The issue of private property and land ownership is a big area in need of intervention for the purposes of national development.
“The Peruvian economist and neo-liberal thinker Hernando de Soto has famously advocated that poor people should be given formal individual title to their land so that they can use it as an asset to develop, leveraging finance and investing in development, and this moving from the informal to the formal economy, unleashing growth potential. In Nigeria, the approach has been adopted in some quarters in Lagos State, Governor Fashola liberalized the award of Certificat of Occupancy by licensing some official other than the Governor alone to do so, and this freed up the real-estate development market."
Implications from CDD:
“Will it work in rural West Africa? One danger to turning villagers into individual landowners en masse would be the risk of banks foreclosing on loans to them and seizing their farms if the land were used as collateral—this real-life situation happened when drought struck and harvests collapsed in the US Mid-West of the 1930s. Even if not, making rural land more tradable might mean previously public assets get concentrated in the hands of just a few meaning loss of livelihoods and even harder lives for the rural poor.”
Implications from IFTF:
Lack of access to modern private property is widely accepted by development economists as a major hurdle in national development plans.
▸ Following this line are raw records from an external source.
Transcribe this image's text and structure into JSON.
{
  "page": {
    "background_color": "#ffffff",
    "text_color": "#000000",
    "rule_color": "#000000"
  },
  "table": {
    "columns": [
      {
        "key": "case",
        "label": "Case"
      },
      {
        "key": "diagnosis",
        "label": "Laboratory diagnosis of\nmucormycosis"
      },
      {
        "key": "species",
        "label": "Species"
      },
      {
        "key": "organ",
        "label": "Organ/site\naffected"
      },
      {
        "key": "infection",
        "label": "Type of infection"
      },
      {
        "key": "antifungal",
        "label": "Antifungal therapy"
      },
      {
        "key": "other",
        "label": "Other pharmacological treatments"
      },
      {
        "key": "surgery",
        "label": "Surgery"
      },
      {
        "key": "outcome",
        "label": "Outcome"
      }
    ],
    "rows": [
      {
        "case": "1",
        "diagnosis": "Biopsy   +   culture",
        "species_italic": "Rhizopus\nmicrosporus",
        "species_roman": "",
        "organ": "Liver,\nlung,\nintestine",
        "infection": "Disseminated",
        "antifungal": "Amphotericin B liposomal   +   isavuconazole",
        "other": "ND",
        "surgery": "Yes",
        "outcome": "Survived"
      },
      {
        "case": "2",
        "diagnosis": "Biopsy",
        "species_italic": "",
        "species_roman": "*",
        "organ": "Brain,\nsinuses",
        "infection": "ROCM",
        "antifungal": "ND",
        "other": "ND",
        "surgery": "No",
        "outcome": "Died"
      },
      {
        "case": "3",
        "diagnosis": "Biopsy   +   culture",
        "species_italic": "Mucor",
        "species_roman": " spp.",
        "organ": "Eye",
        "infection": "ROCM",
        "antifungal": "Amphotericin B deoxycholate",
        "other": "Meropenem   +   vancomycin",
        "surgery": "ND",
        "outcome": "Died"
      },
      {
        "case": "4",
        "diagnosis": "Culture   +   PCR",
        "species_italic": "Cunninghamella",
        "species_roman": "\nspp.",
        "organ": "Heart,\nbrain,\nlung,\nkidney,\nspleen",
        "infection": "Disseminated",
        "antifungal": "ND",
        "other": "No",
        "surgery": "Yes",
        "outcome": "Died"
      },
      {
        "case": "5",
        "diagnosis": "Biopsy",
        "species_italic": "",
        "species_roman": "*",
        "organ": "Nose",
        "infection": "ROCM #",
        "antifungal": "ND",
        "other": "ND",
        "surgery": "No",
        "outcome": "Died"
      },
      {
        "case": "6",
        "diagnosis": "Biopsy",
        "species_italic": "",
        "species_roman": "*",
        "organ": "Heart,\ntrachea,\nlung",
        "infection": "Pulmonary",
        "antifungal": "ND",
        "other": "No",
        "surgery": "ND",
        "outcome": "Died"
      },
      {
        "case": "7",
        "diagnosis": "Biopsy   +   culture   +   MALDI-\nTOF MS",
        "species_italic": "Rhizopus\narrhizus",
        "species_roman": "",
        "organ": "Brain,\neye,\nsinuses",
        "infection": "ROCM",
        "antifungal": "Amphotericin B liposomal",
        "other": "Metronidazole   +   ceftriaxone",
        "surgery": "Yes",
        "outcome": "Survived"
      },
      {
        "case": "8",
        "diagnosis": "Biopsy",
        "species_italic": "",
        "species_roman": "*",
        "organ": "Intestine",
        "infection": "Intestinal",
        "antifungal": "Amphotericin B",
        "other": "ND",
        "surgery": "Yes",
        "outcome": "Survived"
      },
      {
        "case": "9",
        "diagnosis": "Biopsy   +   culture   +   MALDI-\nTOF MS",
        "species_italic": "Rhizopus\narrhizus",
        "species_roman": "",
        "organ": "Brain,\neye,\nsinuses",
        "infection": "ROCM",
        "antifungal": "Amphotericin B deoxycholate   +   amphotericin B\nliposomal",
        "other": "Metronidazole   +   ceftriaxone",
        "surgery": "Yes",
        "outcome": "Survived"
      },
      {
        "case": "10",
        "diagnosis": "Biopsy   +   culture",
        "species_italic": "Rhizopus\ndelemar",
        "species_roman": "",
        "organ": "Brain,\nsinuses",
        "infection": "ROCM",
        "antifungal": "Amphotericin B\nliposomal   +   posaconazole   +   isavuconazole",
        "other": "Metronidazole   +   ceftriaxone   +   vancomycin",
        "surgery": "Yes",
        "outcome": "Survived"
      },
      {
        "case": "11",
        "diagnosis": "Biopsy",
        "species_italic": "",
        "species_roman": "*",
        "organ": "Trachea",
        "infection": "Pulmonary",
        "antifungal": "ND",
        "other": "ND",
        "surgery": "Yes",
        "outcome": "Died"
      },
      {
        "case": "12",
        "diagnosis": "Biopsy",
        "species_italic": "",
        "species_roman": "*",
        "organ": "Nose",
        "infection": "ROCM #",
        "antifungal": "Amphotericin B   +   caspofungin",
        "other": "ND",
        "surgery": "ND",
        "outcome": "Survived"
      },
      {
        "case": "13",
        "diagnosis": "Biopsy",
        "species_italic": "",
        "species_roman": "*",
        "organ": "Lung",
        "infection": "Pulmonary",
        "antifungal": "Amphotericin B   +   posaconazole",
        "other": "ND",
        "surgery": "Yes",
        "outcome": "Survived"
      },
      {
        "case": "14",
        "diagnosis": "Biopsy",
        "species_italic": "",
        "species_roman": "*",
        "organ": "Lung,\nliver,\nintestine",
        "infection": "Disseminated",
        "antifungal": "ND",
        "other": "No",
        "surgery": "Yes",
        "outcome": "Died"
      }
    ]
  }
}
If the land that people have been living on and utilizing (and according to customary law is their private property) can be taken away at any moment by the government or a corporation that purchased the land form the government (as is happening with land grabs) people lack the necessary incentives to improve the land. Imagine putting all your earning and hard work into your land, only to have to government take it away with minimal to know compensation. These are the same principles that prevent multinationals from investing in countries that have lax private property laws.
It is also important to be careful when we talk about private and public lands, while we often consider indigenously owned land “public” it is almost always owned and considered private. It may be communally owned within a family or clan, but rarely, if ever, have societies lived under truly public lands. Traditional ownership laws meant that if a family was living on, and utilizing land, they could not just be told to move. Someone else could not lay claim to that piece of land without a fight. Today, because many rural communities have not been able to acquire title deeds to land they have occupied for sometimes hundreds of years, the government can claim they do not own the land.